Or, rappelle le chercheur, « une bonne politique doit impérativement être ancrée dans la réalité ». C’est pourtant bien ce lien que rompent les calculs de l’IA, à l’image des hallucinations. Celles-ci proviennent du fait que l’IA repose sur l’imitation du langage plutôt que sa compréhension. Le même principe s’applique à toutes les prédictions ou classifications que produit l’IA. « Que l’IA soit appliquée directement pour prédire la fraude aux aides sociales ou simplement utilisée par un décideur politique pour « dialoguer » avec une multitude de documents politiques, elle dégrade la fiabilité des résultats »

Des données probantes suggèrent déjà que l’imbrication des algorithmes dans les solutions politiques conduit à une appréciation arbitraire de l’injustice et de la cruauté. Les scandales abondent, de Robodebt en Australie à l’affaire des allocations familiales aux Pays-Bas, qui auraient tous pu être évités en écoutant la voix des personnes concernées. Mais l’IA introduit une injustice épistémique, où la capacité des individus à connaître leur propre situation est dévaluée par rapport aux abstractions algorithmiques. Si l’IA, comme la bureaucratie, est présentée comme une forme généralisée et orientée vers un objectif de processus rationnel, elle engendre en réalité de l’inconscience : l’incapacité à critiquer les instructions, le manque de réflexion sur les conséquences et l’adhésion à la croyance que l’ordre est correctement appliqué. Pire encore, l’IA dite générative offre la capacité supplémentaire de simuler une large consultation, que ce soit par « l’interprétation » hallucinatoire d’un grand nombre de soumissions publiques ou par la simulation littérale d’un public virtuel et prétendument plus diversifié en remplaçant des personnes réelles par des avatars d’IA générative. Une technique, qui, si elle a l’avantage de réduire les coûts, est dénoncée par des chercheurs comme contraire aux valeurs mêmes de l’enquête et de la recherche, rappelait Scientific American. « L’approche technocratique mise en œuvre par l’IA est à l’opposé d’un mécanisme réactif aux aléas de l’expérience vécue », explique McQuillan. « L’IA n’est jamais responsable, car elle n’est pas responsable ». Si l’on considère les attributs de l’IA dans leur ensemble, son application à l’élaboration des politiques publiques ou comme outil politique aggravera l’injustice sociale, prédit le chercheur. L’apport de l’IA à l’ordre social ne consiste pas à générer des arrangements de pouvoir alternatifs, mais à mettre en place des mécanismes de classification, de hiérarchisation et d’exclusion

Chaque signalement par l’IA d’un risque de fraude, d’un classement d’une personne dans une catégorie, mobilise une vision du monde qui privilégie des représentations abstraites à la complexité des relations vécues, et ce dans l’intérêt des institutions et non des individus. « Imprégnées des injustices criantes du statu quo, les solutions de l’IA tendent inexorablement vers la nécropolitique, c’est-à-dire vers des formes de prise de décision qui modifient la répartition des chances de vie par des désignations de disponibilité relative. Détourner massivement les individus des parcours éducatifs ou des prestations sociales dont ils ont besoin pour survivre, par exemple, constitue un filtre algorithmique pour déterminer qui est bienvenu dans la société et qui ne l’est pas »

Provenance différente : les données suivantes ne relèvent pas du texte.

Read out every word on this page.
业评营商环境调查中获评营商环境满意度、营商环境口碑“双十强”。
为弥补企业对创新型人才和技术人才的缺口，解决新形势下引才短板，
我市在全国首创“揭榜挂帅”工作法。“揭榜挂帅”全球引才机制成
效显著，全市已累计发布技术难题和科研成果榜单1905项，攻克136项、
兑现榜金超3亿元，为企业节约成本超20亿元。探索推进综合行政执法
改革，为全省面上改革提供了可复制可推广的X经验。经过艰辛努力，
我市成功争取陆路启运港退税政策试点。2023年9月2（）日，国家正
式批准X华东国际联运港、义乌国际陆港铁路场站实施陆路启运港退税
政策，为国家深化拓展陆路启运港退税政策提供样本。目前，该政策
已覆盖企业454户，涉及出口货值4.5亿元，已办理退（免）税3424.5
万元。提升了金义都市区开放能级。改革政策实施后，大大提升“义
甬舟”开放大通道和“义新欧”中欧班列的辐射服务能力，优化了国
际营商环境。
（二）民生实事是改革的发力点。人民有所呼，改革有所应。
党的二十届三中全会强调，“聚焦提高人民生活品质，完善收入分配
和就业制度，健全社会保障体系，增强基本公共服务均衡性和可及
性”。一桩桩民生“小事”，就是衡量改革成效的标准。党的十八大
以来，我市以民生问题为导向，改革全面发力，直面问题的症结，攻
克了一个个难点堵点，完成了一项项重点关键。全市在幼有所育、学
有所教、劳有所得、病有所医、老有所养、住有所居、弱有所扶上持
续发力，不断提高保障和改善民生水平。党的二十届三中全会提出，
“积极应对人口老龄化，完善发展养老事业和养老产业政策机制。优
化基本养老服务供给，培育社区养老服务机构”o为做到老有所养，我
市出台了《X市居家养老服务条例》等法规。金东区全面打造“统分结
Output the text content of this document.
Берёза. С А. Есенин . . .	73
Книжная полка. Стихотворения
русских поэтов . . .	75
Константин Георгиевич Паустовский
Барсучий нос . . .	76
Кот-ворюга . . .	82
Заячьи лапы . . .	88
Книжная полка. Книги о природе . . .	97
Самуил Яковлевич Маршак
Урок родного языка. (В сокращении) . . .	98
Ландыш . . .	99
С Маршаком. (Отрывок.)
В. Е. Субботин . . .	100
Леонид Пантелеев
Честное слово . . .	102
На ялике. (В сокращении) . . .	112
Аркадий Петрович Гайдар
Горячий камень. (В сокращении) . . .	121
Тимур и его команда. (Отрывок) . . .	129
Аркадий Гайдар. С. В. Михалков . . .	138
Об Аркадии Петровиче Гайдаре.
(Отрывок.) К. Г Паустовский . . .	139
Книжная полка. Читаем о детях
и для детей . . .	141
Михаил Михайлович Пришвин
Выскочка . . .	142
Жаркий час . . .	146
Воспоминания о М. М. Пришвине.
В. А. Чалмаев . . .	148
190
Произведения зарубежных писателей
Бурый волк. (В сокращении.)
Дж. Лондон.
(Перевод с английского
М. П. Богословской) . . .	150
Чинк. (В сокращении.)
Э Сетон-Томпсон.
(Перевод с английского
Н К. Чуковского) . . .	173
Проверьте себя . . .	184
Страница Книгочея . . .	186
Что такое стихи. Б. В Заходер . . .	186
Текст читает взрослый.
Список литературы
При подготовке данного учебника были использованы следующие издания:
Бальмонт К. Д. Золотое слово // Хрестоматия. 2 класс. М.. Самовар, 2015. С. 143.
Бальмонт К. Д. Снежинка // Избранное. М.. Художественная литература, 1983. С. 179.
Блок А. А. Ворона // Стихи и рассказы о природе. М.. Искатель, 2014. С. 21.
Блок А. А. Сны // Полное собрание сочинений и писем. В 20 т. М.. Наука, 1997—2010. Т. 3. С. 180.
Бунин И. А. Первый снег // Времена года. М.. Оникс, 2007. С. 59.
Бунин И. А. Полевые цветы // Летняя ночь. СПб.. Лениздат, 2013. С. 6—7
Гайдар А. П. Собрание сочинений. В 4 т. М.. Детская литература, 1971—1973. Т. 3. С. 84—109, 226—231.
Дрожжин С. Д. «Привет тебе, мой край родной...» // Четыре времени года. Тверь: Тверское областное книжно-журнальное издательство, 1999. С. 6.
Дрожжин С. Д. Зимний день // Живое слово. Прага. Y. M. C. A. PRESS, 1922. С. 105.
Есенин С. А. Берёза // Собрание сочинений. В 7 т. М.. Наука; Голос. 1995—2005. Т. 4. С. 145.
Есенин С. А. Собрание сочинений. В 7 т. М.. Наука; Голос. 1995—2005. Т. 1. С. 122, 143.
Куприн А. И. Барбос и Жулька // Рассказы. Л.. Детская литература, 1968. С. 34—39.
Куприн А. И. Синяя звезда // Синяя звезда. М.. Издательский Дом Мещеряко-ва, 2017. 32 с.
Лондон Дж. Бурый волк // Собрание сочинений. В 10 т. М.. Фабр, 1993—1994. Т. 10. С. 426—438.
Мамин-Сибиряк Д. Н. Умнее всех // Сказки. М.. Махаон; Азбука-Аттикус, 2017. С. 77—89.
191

Le problème, c’est que la pression sur les décideurs politiques à adopter l’IA est immense, non seulement parce que ses biais viennent confirmer les leurs, mais plus encore du fait des engagements commerciaux et des promesses économiques que représente le développement de ce secteur. Et McQuillan de regretter que cette orientation nous éloigne de l’enjeu éthique qui devrait être au cœur des politiques publiques. La politique s’intéresse de moins en moins aux injustices structurelles de la société. « Un monde où l’élaboration et la mise en œuvre des politiques publiques reposent sur l’IA est aussi un monde qui confère un pouvoir considérable à la petite poignée d’entreprises capables de disposer de ces ressources ». Par essence, « l’adoption de l’IA constitue un engagement en faveur de l’extractivisme et d’un transfert de contrôle à un niveau qui supplante toute politique réelle »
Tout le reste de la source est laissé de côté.